Current TV, the youth-oriented cable network that Gore launched last August, has been picked up by Comcast for its digital tier, and will reach 28 million homes as of this week, says Gore's business partner Joel Hyatt. The network is in negotiations with cable systems in France, Germany and Italy, and expects to achieve the relatively rare feat of becoming profitable in its first year. Says Hyatt: "We are just on fire." Additionally, Gore has begun a London-based equity firm with former Goldman Sachs Asset Management CEO David Blood. It's a partnership that, despite its nickname Blood & Gore, aims to invest in socially responsible ventures.

All this would be hard to walk away from.

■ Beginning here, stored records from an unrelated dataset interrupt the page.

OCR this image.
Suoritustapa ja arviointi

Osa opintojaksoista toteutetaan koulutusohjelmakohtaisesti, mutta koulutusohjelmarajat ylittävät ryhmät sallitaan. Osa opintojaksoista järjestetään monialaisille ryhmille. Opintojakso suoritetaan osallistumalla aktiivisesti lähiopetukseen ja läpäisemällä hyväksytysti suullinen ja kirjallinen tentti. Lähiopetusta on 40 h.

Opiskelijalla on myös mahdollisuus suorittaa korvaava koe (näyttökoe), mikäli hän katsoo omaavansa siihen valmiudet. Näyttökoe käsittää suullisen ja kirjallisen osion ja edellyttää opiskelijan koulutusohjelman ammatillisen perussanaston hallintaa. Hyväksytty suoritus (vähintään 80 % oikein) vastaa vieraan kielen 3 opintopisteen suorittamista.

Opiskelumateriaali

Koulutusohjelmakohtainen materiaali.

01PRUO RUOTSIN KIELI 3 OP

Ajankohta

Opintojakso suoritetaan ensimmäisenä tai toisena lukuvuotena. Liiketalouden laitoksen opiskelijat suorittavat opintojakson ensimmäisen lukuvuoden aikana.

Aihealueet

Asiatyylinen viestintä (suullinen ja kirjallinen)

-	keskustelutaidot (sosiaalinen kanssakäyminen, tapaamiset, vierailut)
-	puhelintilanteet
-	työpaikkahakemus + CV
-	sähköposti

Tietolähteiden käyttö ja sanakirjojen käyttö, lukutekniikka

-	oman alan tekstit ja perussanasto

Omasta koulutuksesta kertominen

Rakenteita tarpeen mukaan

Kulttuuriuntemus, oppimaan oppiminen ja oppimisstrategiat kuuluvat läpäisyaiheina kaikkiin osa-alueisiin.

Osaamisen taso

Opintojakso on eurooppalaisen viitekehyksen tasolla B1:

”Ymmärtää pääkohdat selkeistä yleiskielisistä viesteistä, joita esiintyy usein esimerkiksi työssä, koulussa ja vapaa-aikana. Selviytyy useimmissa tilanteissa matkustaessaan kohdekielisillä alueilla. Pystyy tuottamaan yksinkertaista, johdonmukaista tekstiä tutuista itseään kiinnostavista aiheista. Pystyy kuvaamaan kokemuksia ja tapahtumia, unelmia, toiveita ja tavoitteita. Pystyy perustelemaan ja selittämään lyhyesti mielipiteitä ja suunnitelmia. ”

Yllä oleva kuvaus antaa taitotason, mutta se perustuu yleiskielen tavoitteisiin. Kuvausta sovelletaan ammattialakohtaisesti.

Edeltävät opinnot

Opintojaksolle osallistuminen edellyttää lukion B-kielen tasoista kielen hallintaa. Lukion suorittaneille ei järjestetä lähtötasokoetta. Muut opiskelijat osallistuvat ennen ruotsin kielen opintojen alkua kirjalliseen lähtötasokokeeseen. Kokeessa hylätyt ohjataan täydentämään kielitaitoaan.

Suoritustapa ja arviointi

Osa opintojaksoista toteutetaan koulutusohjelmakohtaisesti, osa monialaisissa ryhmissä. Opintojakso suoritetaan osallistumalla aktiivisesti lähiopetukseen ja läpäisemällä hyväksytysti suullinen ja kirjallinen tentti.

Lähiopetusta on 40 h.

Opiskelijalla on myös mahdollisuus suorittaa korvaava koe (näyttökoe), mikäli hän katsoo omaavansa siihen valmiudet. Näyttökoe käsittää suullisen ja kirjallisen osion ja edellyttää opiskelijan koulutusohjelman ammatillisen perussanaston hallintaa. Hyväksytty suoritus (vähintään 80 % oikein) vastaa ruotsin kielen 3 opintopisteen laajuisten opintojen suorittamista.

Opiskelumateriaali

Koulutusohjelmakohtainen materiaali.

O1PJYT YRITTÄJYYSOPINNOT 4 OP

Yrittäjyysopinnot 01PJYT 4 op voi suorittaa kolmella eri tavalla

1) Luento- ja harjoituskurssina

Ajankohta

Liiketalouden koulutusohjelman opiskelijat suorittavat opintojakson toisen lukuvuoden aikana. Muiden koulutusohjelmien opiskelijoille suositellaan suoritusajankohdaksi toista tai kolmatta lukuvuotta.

Or, looked at another way, it would be a good source of seed money for a return to politics. Gore boasts of "moving the needle" in the climate-change debate, but he conceded in his New York appearance, "Look, I'm under no illusion that the office of the President is second to none in its ability to make changes and get things done."

In any case, Gore doesn't have to make any decisions soon. Meanwhile, he's enjoying his red-carpet moment, even as he pleads that he's a little bewildered by it all. The experience, he says, reminds him of a New Yorker cartoon that used to hang on the wall of his Senate office. It showed a funny-looking dog riding a tricycle onstage in an opera house, to rapturous applause from a fancy audience. Gore can relate to what the caption says the dog is thinking: "I don't know why they like this, but I'm going to keep on pedaling."